Tenekeden evler dedikleri renkli evlerin boyaları çok farklı. Bunun nedeni teknelerini boyayan gemicilerin elde kalan boyaları halka dağıtması.

Size tüm bu güzellikleri söyledim ama “Hakan kardeşim, en önemli konuyu unuttun” diyebilirsiniz. Hani tangodan söz etmedim ya. Unutulur mu hiç. Zaten Arjantin’in her yanı tango müziği ile şenlenip coşuyor. Her kapı önünde tango yapan iki kişiyi görebilirsiniz.  Sokakta turistler için poz veren hanımlar var. Seksi pozlarla tangoyu yaşatıyorlar!
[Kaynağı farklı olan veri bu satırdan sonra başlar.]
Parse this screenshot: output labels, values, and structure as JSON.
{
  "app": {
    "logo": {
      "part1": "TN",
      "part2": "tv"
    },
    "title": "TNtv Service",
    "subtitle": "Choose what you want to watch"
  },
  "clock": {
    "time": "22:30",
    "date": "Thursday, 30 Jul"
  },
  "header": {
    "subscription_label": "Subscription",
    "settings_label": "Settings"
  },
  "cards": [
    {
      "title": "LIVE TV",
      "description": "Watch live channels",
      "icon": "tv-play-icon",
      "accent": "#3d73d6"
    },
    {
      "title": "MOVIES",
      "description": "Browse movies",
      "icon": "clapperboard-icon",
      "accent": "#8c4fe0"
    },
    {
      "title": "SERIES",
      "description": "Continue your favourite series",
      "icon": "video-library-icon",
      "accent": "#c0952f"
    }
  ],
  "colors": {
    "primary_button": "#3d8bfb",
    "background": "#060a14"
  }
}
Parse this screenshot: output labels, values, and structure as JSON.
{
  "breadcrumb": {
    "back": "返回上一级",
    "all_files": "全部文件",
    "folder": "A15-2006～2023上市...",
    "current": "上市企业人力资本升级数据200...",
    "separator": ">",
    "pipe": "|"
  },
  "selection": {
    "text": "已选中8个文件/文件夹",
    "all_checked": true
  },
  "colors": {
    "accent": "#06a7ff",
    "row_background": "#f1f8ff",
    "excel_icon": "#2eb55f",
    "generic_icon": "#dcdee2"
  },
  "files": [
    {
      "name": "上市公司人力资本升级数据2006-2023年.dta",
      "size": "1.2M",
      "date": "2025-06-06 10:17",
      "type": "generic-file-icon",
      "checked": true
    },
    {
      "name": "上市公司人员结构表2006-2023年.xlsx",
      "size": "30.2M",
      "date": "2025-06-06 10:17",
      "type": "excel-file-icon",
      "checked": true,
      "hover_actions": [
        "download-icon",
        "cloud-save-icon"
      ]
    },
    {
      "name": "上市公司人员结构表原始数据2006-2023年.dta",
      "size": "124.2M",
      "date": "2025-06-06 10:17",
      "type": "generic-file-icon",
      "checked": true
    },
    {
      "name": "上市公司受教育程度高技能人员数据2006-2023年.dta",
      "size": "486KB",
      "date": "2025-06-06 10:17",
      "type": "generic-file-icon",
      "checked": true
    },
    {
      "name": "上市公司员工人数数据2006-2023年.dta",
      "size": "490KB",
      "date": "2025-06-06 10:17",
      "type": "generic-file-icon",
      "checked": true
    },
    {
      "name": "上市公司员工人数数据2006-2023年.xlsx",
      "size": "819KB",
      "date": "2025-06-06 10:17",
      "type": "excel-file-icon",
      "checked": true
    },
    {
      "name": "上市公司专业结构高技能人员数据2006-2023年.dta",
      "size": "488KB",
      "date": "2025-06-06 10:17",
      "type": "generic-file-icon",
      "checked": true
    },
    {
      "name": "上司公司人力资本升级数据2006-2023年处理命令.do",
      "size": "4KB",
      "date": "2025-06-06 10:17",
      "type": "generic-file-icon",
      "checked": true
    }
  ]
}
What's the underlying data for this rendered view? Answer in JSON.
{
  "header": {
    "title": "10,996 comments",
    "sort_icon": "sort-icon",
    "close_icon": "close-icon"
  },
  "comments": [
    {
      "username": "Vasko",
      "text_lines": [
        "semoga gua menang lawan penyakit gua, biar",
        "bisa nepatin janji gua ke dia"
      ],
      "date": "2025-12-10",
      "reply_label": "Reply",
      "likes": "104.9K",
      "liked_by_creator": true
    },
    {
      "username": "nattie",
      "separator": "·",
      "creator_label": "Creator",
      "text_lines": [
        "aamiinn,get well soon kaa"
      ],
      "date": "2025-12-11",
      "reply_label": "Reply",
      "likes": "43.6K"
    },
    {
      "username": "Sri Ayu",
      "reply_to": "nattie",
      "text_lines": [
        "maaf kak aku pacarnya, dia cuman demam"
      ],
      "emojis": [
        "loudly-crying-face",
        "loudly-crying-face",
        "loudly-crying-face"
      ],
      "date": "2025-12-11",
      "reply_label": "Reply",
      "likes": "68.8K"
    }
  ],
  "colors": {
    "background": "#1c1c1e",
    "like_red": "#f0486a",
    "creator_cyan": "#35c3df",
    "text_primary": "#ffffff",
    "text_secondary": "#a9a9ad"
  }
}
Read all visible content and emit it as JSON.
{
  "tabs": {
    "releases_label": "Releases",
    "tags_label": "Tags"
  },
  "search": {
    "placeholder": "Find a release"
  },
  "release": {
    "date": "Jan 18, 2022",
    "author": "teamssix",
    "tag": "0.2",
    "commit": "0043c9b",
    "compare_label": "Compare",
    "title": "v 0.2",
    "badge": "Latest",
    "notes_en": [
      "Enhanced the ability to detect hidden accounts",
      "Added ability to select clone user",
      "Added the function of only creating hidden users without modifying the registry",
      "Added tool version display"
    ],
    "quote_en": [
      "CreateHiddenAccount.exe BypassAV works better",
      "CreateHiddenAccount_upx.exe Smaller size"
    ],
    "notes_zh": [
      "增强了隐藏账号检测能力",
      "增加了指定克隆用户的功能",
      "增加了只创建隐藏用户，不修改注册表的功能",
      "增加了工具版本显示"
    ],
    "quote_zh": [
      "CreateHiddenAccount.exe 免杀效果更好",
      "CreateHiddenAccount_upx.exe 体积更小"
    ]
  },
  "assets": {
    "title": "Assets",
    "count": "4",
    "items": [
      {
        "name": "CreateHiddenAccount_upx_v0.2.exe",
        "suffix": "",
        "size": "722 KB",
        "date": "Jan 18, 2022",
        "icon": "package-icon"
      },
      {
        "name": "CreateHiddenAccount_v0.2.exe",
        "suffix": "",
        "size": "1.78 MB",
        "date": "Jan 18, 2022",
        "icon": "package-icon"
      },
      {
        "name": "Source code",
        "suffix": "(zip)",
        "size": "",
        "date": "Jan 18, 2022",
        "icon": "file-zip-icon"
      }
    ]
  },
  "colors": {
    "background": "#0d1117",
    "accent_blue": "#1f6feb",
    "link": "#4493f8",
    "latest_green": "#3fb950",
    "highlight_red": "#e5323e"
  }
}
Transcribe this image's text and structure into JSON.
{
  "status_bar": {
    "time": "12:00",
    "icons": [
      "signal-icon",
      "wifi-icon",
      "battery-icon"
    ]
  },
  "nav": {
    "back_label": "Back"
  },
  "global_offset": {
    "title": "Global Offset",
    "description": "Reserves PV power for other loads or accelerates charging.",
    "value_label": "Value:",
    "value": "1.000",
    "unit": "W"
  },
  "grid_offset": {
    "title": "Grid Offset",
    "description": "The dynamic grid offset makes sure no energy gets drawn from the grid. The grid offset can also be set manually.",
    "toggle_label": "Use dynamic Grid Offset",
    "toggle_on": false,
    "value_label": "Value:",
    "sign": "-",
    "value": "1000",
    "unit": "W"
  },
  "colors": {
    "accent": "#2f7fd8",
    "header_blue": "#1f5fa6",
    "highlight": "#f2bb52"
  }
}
La Boca futbol takımın övündüğü futbolcu Maradona ve top koşturduğu stadın girişi..

La Boca semti ticaretin de döndüğü liman olduğu için duvarlarda hep bunu anlatan sanat eserleri var.

Bu bölgede gemicilik çok önemli. Teknelerini fırtınadan korumak üzere kıyıya çeken denizcilere ben de yardım edeyim dedim.

Benim de balkonundan baktığım bu bina 1899 yılında inşa edilmiş. Bar La Perla veya La Perla Café diyorlar. Pek bir meşhur. Herkes önünde fotoğraf çektirmek için yarışıyor. Sokakta tango mankenleri var. İsterseniz onlarla sarmaş dolaş resim çektiriyorsunuz. Sanki tango yapıyormuşsunuz gibi. Aslında bu meşhur binanın namı yıllar öncesine dayanıyor. Adresi Pedro de Mendoza Caddesi 1899 numarada. O zamanki gemicilerin en bildiği adres. Nedeni de gayet açık. Eskiden genelev olan bu iki katlı binanın rüstik iç dekorasyonunda ahşap tavan ve masalar, yerel sanatçılardan tablolar var. “Senin ne işin vardı balkonda derseniz.” Ben de “Sırf turistik açıdan derim”.